Microsoft’s advertising barbs could potentially backfire. Even as they help draw attention to Google practices that may prod some consumers to try different services, they also serve as a reminder of Microsoft’s mostly futile – and costly – attempts to trump its rival with more compelling technology.
“It’s always the underdog that does negative advertising like this, and there is no doubt that Microsoft is now the underdog,” said Jonathan Weber, who has been following Microsoft’s “Scroogled” campaign at search consulting firm LunaMetrics.
On the flip side, Google has evolved from an endearing internet startup to an imposing giant running web and mobile services that vacuum intimate details about people’s lives. Despite repeated management assurances about respecting personal privacy, Google has experienced several lapses that have resulted in regulatory fines, settlements and scorn around the world.
Microsoft’s latest ads revolve around concerns already raised by privacy watchdogs. Critics argue that Google hasn’t adequately disclosed that customers’ names, email addresses and neighbourhood locations are routinely sent to the makers of apps sold in Google’s online Play store.
At least one group, Consumer Watchdog, has complained to the Federal Trade Commission that Google’s apps practices represent an “egregious privacy violation.” Citing agency policy, FTC spokesman Jay Mayfield declined to comment on whether the complaint has triggered a formal investigation.
Google says it shares a limited amount of personal information about customers to ensure they get better service and faster responses if any problems arise. The company says the practice is allowed under its terms of service – a document that most people rarely read in its entirety.
Microsoft says it doesn’t pass along personal details about customers buying apps for devices running its Windows Phone software. But there aren’t as many Windows Phone users or apps for that system as there are for Android.
Microsoft developed its anti-Google ad campaigns shortly after hiring former political operative Mark Penn in August as a corporate strategist who reports directly to Microsoft CEO Steve Ballmer. Penn is best known as a former pollster for President Bill Clinton and a campaign strategist for Hillary Clinton’s unsuccessful bid for president in 2008.
Microsoft isn’t saying how much it is spending on these ad campaigns beyond saying the amount will run in the “multimillions” of dollars.
Though there isn’t any evidence that the ads have hurt Google yet, the company says about 117,000 people have signed Microsoft’s online petition protesting Gmail’s ad-driving scanning of content. That’s a sliver of the more than 425 million Gmail accounts worldwide. Microsoft says about 4 million people have visited Scroogle.com, the website that serves as the hub of the company’s anti-Google screed.

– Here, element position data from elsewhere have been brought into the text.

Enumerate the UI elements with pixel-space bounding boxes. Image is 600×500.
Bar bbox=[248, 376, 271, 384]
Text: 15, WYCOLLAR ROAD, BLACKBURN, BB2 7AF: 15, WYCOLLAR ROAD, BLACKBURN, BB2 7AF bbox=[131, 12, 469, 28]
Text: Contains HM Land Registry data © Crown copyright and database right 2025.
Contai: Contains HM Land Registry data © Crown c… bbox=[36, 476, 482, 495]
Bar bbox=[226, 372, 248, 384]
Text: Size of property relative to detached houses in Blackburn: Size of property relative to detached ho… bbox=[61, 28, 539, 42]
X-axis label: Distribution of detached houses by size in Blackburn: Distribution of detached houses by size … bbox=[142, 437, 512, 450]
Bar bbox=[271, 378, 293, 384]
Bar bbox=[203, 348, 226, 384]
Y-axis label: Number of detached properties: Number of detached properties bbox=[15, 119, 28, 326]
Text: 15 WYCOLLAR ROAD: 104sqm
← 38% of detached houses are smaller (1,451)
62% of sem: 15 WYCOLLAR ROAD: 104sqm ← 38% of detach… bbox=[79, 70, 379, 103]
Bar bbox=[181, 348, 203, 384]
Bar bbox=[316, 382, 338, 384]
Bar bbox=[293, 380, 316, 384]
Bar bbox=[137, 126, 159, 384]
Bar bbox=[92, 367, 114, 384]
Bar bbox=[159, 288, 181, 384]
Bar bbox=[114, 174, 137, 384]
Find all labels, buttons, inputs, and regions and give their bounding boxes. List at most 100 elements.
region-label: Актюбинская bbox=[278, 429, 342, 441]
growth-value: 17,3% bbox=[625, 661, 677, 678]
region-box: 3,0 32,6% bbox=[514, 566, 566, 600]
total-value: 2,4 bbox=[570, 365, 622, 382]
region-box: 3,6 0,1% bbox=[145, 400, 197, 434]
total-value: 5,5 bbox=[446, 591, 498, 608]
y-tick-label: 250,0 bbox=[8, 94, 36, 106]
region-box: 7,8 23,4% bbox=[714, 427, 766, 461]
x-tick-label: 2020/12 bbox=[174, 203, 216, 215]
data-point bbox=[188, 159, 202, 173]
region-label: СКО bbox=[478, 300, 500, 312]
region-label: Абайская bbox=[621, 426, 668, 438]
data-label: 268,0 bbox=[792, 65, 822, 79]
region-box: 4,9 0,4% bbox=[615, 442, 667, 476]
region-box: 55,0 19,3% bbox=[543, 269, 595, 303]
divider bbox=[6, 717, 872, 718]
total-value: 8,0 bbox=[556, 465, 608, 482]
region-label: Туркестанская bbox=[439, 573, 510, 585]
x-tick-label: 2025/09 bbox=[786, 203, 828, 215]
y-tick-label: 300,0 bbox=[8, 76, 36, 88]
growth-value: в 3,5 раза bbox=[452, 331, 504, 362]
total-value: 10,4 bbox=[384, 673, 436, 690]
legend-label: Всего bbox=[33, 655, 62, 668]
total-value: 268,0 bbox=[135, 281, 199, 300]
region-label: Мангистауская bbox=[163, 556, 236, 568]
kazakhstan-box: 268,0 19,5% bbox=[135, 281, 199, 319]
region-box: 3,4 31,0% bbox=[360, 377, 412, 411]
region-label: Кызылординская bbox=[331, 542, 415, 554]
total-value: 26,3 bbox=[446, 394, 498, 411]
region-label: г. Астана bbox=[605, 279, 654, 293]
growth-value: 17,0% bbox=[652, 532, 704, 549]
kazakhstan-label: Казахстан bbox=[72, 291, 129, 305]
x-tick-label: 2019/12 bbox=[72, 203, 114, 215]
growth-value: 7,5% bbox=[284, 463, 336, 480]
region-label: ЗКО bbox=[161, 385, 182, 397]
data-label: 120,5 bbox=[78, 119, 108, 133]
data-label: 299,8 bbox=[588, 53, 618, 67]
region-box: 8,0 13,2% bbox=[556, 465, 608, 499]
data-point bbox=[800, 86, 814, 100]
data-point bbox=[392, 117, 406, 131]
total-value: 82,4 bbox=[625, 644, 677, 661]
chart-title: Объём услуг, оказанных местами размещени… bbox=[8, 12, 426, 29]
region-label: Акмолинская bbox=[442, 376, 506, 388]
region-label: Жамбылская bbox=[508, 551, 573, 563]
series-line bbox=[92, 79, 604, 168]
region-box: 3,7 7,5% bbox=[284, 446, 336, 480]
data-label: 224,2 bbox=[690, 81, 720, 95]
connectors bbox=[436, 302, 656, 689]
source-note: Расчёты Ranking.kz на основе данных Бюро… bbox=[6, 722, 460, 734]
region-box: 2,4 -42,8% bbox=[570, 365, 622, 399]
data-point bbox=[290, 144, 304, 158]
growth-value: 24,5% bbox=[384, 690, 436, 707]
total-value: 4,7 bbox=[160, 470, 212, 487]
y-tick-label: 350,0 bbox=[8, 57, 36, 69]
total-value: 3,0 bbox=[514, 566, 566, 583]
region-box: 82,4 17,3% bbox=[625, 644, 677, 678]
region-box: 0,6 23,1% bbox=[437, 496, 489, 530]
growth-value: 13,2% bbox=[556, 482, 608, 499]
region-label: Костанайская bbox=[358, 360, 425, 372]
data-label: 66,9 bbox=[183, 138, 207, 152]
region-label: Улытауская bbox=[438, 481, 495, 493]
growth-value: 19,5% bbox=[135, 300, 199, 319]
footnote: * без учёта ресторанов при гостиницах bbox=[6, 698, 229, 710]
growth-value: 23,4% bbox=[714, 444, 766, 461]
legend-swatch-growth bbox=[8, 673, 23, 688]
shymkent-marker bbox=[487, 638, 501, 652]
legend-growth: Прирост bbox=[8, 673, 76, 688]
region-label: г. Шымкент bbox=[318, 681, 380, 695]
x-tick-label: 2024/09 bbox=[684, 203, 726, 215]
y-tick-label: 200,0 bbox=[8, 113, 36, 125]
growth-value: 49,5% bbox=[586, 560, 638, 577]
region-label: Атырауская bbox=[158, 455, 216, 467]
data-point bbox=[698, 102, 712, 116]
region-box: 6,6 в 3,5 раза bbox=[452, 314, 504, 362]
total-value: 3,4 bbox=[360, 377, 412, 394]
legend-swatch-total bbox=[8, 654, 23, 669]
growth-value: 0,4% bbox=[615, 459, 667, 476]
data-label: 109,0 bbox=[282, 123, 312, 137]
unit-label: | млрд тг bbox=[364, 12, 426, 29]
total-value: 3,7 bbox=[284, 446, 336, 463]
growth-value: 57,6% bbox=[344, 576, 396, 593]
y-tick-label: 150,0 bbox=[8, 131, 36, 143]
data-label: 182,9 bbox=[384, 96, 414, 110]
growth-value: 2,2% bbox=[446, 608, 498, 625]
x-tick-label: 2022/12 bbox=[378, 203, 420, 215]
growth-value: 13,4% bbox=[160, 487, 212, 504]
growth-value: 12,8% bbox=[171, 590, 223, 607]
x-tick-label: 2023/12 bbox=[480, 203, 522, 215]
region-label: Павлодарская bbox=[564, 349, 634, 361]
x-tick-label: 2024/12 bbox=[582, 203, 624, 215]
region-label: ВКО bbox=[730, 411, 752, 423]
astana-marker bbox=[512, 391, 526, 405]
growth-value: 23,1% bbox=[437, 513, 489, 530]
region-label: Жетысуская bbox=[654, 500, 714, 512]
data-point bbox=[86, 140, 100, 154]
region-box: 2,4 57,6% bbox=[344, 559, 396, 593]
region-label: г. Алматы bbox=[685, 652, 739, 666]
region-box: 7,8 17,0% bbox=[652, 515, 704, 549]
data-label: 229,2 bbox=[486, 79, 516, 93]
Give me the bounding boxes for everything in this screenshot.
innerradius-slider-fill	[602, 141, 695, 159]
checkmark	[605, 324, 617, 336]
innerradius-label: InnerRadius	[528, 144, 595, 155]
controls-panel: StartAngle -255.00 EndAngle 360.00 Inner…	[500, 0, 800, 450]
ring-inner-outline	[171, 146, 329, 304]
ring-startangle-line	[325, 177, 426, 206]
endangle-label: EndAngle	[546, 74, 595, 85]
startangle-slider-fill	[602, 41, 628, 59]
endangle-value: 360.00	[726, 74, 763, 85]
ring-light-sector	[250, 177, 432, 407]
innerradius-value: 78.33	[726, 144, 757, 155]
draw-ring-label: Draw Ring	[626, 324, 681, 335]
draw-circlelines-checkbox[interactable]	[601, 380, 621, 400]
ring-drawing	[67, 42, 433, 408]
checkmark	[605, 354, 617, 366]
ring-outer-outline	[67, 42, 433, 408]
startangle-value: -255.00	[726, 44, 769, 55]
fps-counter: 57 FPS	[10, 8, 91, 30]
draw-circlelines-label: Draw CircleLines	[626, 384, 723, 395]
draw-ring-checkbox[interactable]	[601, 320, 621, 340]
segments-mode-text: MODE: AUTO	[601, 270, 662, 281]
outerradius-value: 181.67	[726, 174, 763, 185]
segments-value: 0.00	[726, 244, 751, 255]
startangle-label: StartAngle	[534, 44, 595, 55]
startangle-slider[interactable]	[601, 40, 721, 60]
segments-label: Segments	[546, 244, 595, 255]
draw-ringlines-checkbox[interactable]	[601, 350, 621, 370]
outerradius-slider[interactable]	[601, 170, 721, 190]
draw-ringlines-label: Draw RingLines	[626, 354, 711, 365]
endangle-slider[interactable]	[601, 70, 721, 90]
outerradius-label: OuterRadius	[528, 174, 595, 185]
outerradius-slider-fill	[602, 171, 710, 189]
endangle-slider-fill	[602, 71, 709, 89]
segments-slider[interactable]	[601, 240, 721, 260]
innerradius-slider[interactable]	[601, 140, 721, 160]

Although the attack ads are something new for Microsoft, denigrating the competition isn’t. Most notably, Microsoft tried to undermine web browser pioneer Netscape Communications beginning in the mid-1990s. Most of that sniping remained behind the scenes until a U.S. Department of Justice investigation into Microsoft’s business practices exposed the cut-throat tactics deployed to overcome Netscape’s early lead in the web browser market.